There's an irony in marketing right now: the more content we produce with AI, the less anyone reads. Not because AI is bad at writing. But because we've turned it into a volume machine instead of a value machine.

A recent article on Search Engine Journal raises exactly this problem and proposes a five-pillar framework. At difrnt., we see things similarly, but with some nuances from our direct experience working with clients in Romania and across the region.

The problem isn't AI, it's the absence of strategy

Most marketing teams use AI as a shortcut: "write me an article about X." And they get exactly what they deserve: grammatically correct, inoffensive text that nobody remembers. The reason? Missing context.

A good AI brief looks very different from a quick prompt. It includes the specific audience, desired tone, emotional objective, brand constraints, and reference examples. Essentially, everything you'd put in a brief for a senior copywriter. The difference is that AI won't guess what you forgot to specify.

Data backs this up: according to a 2025 Salesforce study, 76% of consumers say they can detect AI-generated content. And 52% of them become less likely to trust the brand after detecting it. It's not about hiding AI, it's about using it with a plan.

Visceral storytelling makes the difference

Safe content is invisible content. It's one of the lessons we see confirmed constantly in the campaigns we manage. When a piece starts with "In today's digital landscape..." or "It is well known that...", the audience has already left.

Storytelling that works is anchored in sensory details and real experiences. It doesn't need to be dramatic. It needs to be specific. One client told us last year: "We increased email CTR by 40% just by changing the first sentence of every newsletter from product description to personal question." That's storytelling that convinces, because it's real and verifiable.
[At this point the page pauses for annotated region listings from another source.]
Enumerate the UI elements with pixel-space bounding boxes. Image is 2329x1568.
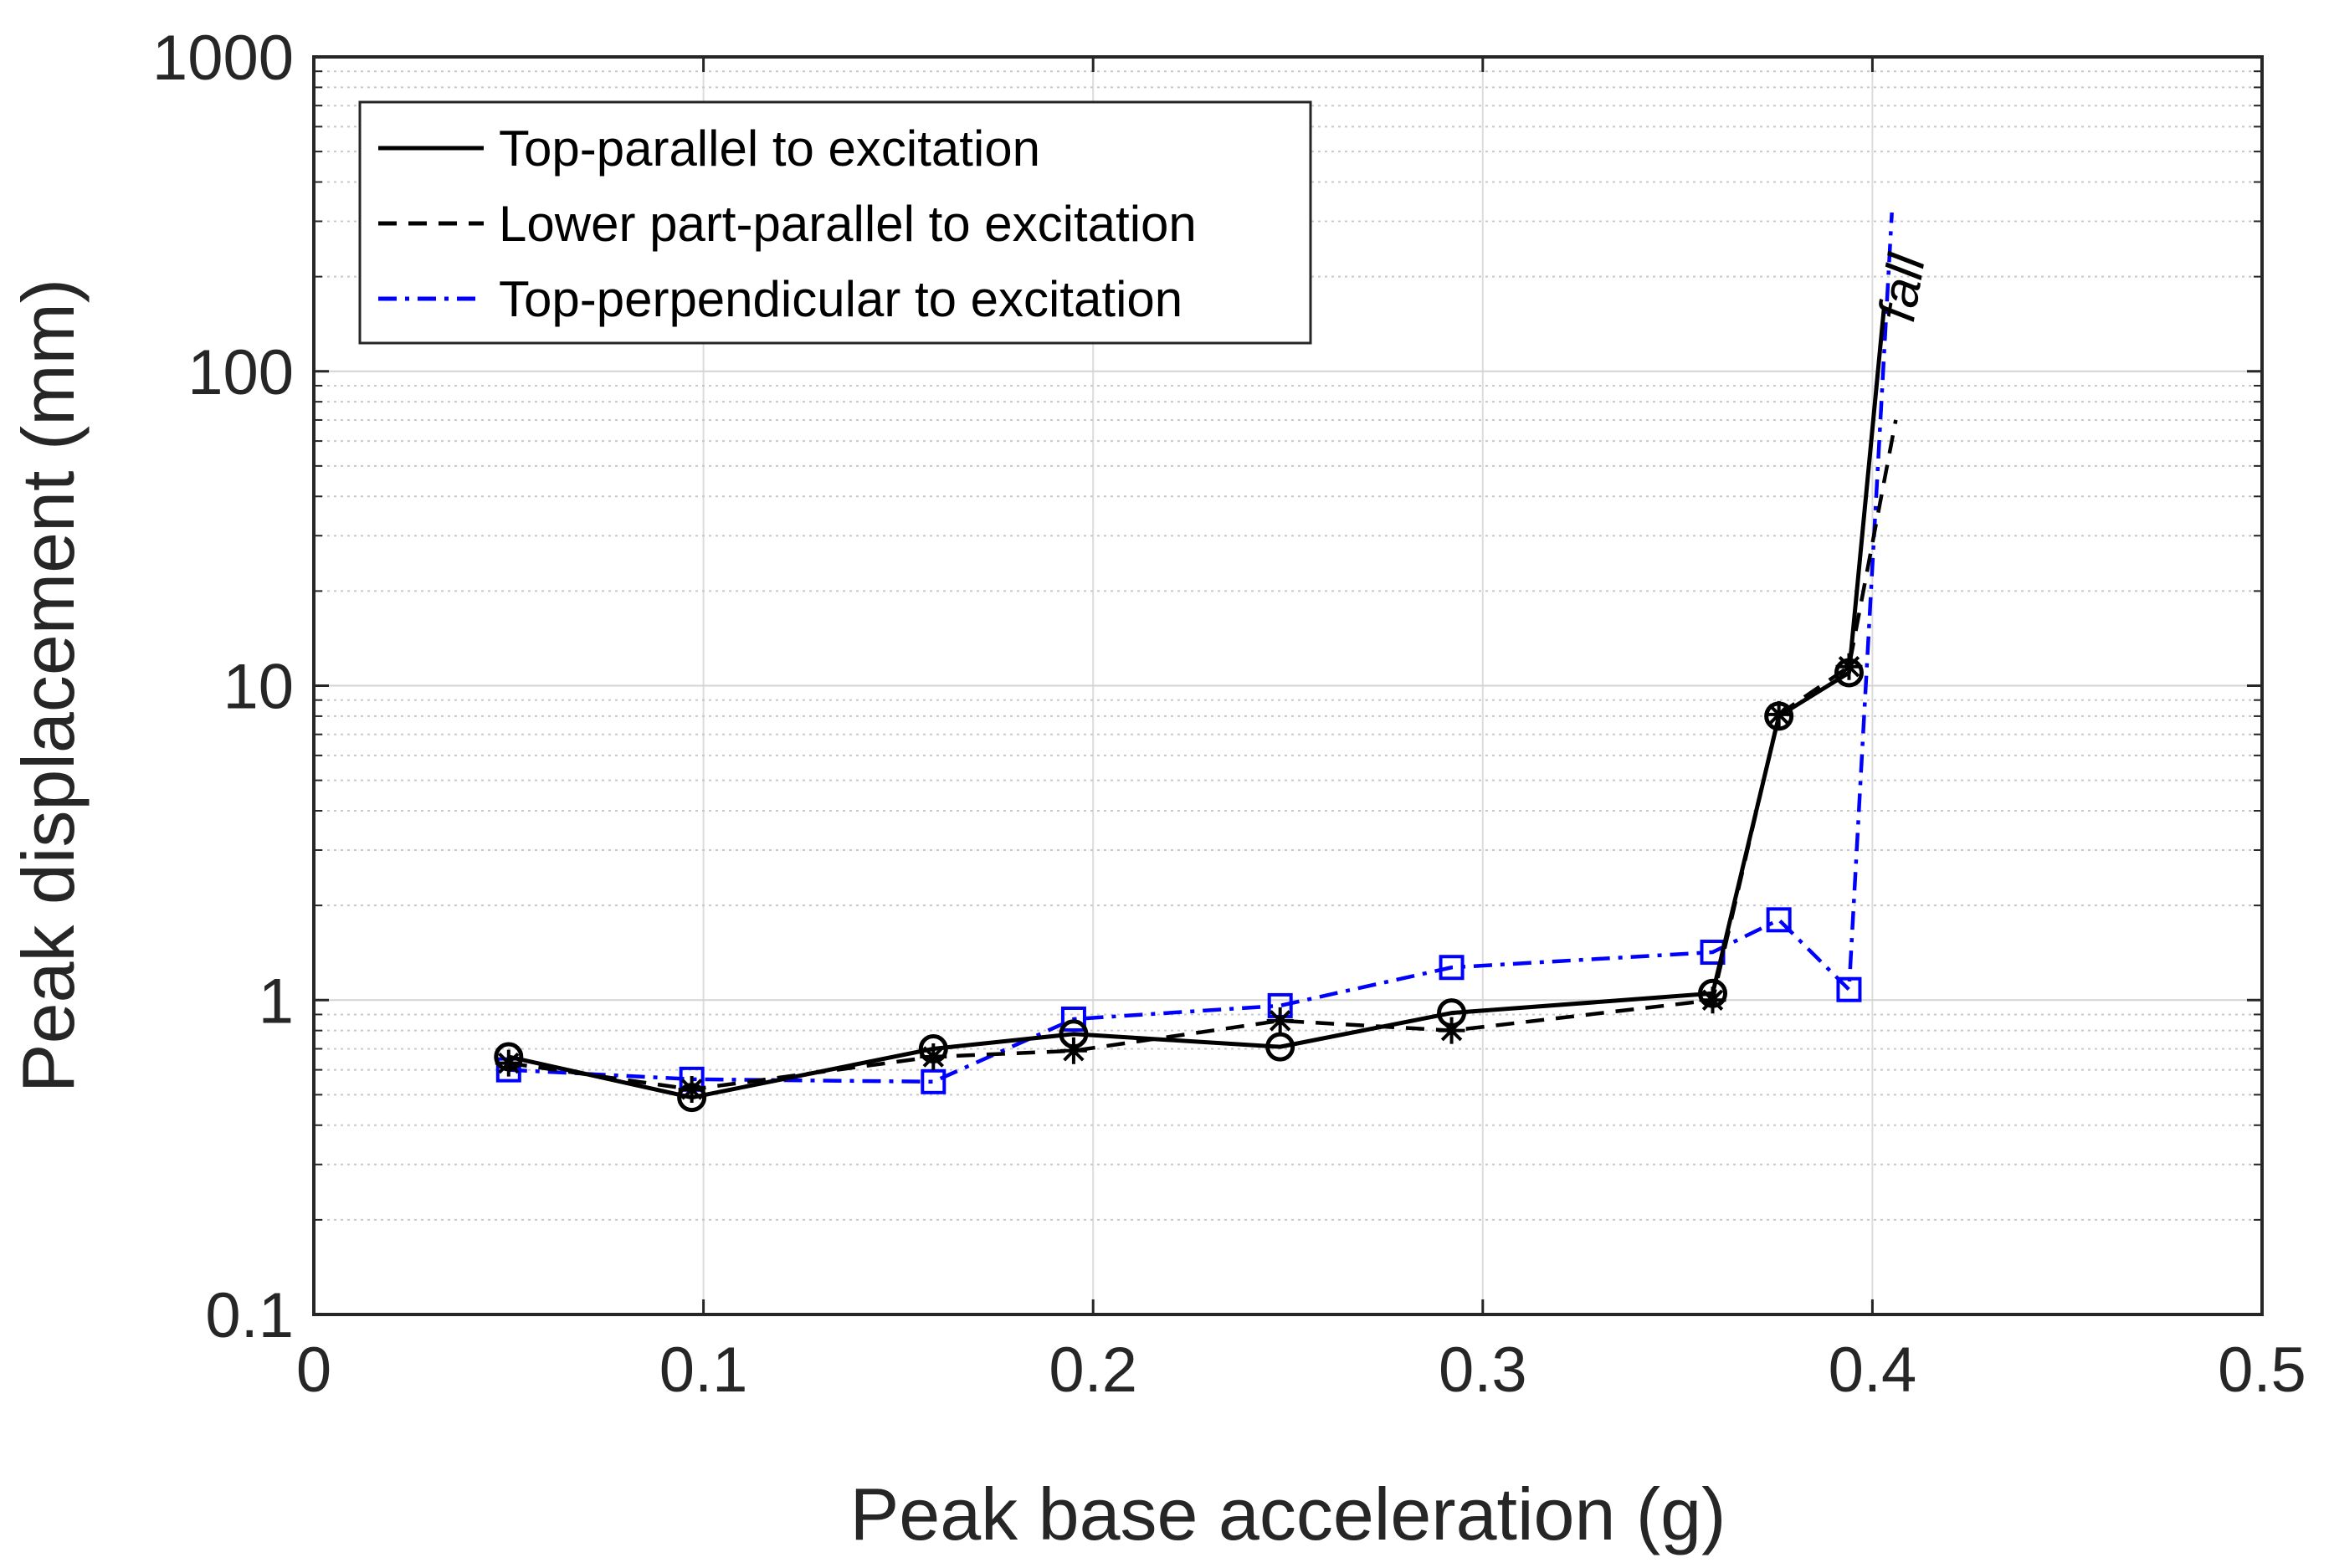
x-axis-label: Peak base acceleration (g) xyxy=(850,1473,1726,1555)
x-tick-label: 0 xyxy=(296,1335,331,1406)
x-tick-label: 0.3 xyxy=(1439,1335,1527,1406)
legend-label-2: Top-perpendicular to excitation xyxy=(499,271,1182,327)
series-2-marker-5 xyxy=(1439,955,1465,981)
square-marker xyxy=(921,1068,946,1094)
circle-marker xyxy=(1698,978,1728,1008)
series-0-marker-2 xyxy=(918,1033,948,1063)
x-tick-label: 0.2 xyxy=(1049,1335,1137,1406)
annotation-0: fall xyxy=(1868,249,1937,325)
asterisk-marker xyxy=(495,1049,522,1077)
series-0-marker-6 xyxy=(1698,978,1728,1008)
series-1-marker-2 xyxy=(920,1043,947,1071)
asterisk-marker xyxy=(1699,986,1726,1014)
circle-marker xyxy=(1437,998,1467,1028)
series-0-marker-5 xyxy=(1437,998,1467,1028)
circle-marker xyxy=(1764,701,1794,731)
y-tick-label: 1000 xyxy=(152,23,294,94)
series-group xyxy=(494,212,1898,1113)
square-marker xyxy=(1766,907,1792,933)
legend: Top-parallel to excitation Lower part-par… xyxy=(358,100,1312,345)
series-1-marker-0 xyxy=(495,1049,522,1077)
series-0-line xyxy=(508,306,1886,1100)
series-2-line xyxy=(508,212,1894,1084)
circle-marker xyxy=(918,1033,948,1063)
annotations: fall xyxy=(1868,249,1937,325)
y-tick-label: 1 xyxy=(259,966,294,1037)
circle-marker xyxy=(494,1042,524,1072)
square-marker xyxy=(1060,1006,1086,1032)
x-tick-label: 0.4 xyxy=(1829,1335,1917,1406)
asterisk-marker xyxy=(1438,1017,1465,1044)
series-1-marker-1 xyxy=(678,1075,705,1103)
circle-marker xyxy=(1265,1032,1295,1062)
legend-label-1: Lower part-parallel to excitation xyxy=(499,196,1197,252)
series-0-marker-7 xyxy=(1764,701,1794,731)
y-tick-label: 100 xyxy=(187,337,294,408)
y-tick-label: 0.1 xyxy=(205,1280,294,1351)
circle-marker xyxy=(1059,1019,1089,1049)
series-1-marker-3 xyxy=(1059,1037,1087,1064)
series-1-marker-4 xyxy=(1266,1007,1294,1034)
series-0-marker-1 xyxy=(677,1083,707,1113)
series-0-marker-4 xyxy=(1265,1032,1295,1062)
square-marker xyxy=(1836,976,1862,1002)
series-0-marker-8 xyxy=(1834,658,1864,688)
x-tick-label: 0.1 xyxy=(659,1335,748,1406)
y-tick-label: 10 xyxy=(223,652,294,723)
series-1-marker-6 xyxy=(1699,986,1726,1014)
series-2-marker-7 xyxy=(1766,907,1792,933)
asterisk-marker xyxy=(678,1075,705,1103)
asterisk-marker xyxy=(920,1043,947,1071)
circle-marker xyxy=(1834,658,1864,688)
series-0-marker-0 xyxy=(494,1042,524,1072)
series-0-marker-3 xyxy=(1059,1019,1089,1049)
asterisk-marker xyxy=(1266,1007,1294,1034)
asterisk-marker xyxy=(1059,1037,1087,1064)
series-2-marker-3 xyxy=(1060,1006,1086,1032)
legend-box xyxy=(358,100,1312,345)
circle-marker xyxy=(677,1083,707,1113)
legend-label-0: Top-parallel to excitation xyxy=(499,120,1040,177)
square-marker xyxy=(1439,955,1465,981)
x-tick-label: 0.5 xyxy=(2218,1335,2306,1406)
y-axis-label: Peak displacement (mm) xyxy=(7,279,90,1093)
series-2-marker-8 xyxy=(1836,976,1862,1002)
series-2-marker-2 xyxy=(921,1068,946,1094)
series-1-marker-5 xyxy=(1438,1017,1465,1044)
AI can generate good storytelling, but only if you give it the raw material: data from real campaigns, client feedback, market observations. Without specific human input, it produces generic stories that sound fine but say nothing.

Every platform demands something different

One of the most expensive mistakes we see from brands: they take a blog post, chop it into pieces, and post it identically on LinkedIn, Instagram, and their newsletter. Then wonder why engagement drops.

Each platform serves a different emotional intention. On LinkedIn, people seek professional validation and fresh perspectives. On Instagram, they look for visual inspiration and authenticity. In their inbox, they want direct utility. The same message needs to be adapted to each channel's native dialect.

AI excels at this adaptation when given clear platform context. A prompt that says "adapt for LinkedIn, professional but personal tone, max 1300 characters, hook in the first sentence" produces far better results than "rewrite for social media."

The metrics that matter aren't the ones you're tracking

Likes and impressions are vanity metrics we report because they're easy to measure, not because they're relevant. The metrics that actually show whether your AI content works are different: read time, scroll depth, completion rate, secondary clicks.

These retention signals do two important things. First, they tell you whether people actually consume what you produce. Second, they trigger algorithmic amplification across all major platforms. Google, LinkedIn, Meta all prioritize content that holds attention.

In our practice, when we optimize content based on watch time and scroll depth instead of impressions, we consistently see 25-35% increases in downstream conversions. It's not magic, it's just aligning with what actually matters.

Transparency is not a vulnerability

Many brands fear admitting they use AI. That's a mistake. Sophisticated audiences appreciate honesty and penalize pretense. A simple "AI-Assisted" label or a mention of AI in the process shows maturity, not weakness.

Of course, transparency without human editorial control is insufficient. Fact-checking, cultural sensitivity, brand voice alignment are all responsibilities that remain human. AI is a tool, not an author.

At difrnt., we use AI in our editorial process. But every article goes through at least one round of human editing that checks accuracy, tone, and relevance for the Romanian market. We don't publish anything we wouldn't sign our name to.

AI-generated content isn't going away. If anything, it will become the norm. The question is no longer whether to use AI, but how to use it so the result is worth reading. Clear strategy, specific storytelling, platform adaptation, relevant metrics, and transparency aren't optional. They're the minimum price of entry.